Structured Text Tokenizers
edit

The following tokenizers are usually used with structured text like identifiers, email addresses, zip codes, and paths, rather than with full text:

Keyword Tokenizer
    The keyword tokenizer is a “noop” tokenizer that accepts whatever text it is given and outputs the exact same text as a single term. It can be combined with token filters like lowercase to normalise the analysed terms. 
Pattern Tokenizer
    The pattern tokenizer uses a regular expression to either split text into terms whenever it matches a word separator, or to capture matching text as terms. 
Simple Pattern Tokenizer
    The simple_pattern tokenizer uses a regular expression to capture matching text as terms. It uses a restricted subset of regular expression features and is generally faster than the pattern tokenizer. 
Char Group Tokenizer
    The char_group tokenizer is configurable through sets of characters to split on, which is usually less expensive than running regular expressions. 

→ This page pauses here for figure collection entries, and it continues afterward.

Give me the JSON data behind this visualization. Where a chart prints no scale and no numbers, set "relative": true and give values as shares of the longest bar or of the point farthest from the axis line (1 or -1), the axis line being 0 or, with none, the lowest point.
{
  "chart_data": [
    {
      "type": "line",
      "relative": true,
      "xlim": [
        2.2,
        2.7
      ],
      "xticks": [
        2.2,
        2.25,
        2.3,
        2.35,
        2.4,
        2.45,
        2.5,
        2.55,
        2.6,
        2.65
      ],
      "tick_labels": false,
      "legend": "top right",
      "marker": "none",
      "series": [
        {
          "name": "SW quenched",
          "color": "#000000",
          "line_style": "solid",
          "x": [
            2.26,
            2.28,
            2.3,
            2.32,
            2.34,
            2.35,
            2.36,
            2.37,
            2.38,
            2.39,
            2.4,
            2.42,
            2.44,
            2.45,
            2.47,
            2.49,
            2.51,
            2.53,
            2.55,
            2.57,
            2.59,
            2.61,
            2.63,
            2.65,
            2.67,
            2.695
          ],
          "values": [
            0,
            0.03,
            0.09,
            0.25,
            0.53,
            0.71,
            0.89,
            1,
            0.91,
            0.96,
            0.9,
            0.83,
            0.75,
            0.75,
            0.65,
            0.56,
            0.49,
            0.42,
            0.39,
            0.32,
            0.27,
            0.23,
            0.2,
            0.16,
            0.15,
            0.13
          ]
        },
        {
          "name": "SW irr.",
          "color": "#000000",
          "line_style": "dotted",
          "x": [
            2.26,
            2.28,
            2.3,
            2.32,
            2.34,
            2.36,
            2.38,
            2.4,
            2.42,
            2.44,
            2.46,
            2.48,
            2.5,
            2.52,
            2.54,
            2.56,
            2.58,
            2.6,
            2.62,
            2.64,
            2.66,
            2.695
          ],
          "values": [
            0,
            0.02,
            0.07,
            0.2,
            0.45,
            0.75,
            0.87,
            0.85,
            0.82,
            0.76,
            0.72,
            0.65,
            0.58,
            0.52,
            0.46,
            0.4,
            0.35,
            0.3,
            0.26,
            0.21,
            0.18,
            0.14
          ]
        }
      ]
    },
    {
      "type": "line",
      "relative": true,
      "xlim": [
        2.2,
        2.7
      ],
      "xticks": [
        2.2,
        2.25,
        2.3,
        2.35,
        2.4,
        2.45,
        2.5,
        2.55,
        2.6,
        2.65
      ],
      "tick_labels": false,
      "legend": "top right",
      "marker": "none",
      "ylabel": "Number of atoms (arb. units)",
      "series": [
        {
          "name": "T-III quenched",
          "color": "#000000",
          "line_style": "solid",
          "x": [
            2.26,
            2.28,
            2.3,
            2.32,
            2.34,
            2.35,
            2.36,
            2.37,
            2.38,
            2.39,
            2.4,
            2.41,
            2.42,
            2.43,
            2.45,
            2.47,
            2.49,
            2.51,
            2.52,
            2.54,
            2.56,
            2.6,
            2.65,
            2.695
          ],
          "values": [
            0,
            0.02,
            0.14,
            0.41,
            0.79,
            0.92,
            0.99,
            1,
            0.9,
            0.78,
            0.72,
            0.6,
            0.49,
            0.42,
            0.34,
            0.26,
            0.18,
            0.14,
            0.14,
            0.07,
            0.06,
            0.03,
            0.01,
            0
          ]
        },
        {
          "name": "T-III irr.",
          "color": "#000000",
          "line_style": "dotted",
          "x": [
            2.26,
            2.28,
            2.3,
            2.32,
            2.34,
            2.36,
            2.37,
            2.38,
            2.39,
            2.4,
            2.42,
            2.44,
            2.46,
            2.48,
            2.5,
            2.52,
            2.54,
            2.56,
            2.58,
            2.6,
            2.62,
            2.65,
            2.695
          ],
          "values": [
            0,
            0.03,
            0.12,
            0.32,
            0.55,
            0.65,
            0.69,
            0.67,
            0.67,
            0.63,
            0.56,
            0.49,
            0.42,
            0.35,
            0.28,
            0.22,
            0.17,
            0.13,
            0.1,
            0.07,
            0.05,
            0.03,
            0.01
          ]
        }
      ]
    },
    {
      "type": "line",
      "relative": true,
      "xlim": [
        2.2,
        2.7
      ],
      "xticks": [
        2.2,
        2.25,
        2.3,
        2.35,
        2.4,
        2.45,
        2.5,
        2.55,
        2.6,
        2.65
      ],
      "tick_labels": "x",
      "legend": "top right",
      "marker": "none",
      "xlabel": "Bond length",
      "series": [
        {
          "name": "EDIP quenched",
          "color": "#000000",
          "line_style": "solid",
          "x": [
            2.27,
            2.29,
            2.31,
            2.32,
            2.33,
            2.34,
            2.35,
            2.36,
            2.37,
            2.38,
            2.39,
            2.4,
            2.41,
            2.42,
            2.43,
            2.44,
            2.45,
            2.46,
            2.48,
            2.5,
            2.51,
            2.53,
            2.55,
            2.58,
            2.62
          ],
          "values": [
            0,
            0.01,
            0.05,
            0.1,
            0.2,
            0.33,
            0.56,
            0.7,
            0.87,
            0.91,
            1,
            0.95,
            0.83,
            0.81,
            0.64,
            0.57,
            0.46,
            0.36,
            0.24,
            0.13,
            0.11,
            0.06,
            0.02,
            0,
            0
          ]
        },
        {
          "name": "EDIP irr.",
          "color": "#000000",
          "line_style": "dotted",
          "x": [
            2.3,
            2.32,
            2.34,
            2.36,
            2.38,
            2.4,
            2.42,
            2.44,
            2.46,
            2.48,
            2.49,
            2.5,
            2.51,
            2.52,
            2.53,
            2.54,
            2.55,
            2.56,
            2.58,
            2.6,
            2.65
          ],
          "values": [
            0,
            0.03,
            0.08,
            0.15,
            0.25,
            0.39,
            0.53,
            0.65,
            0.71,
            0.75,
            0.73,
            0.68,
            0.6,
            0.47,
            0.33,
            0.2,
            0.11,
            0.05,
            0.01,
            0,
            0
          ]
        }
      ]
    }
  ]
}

Simple Pattern Split Tokenizer
    The simple_pattern_split tokenizer uses the same restricted regular expression subset as the simple_pattern tokenizer, but splits the input at matches rather than returning the matches as terms. 
Path Tokenizer
    The path_hierarchy tokenizer takes a hierarchical value like a filesystem path, splits on the path separator, and emits a term for each component in the tree, e.g. /foo/bar/baz → [/foo, /foo/bar, /foo/bar/baz ].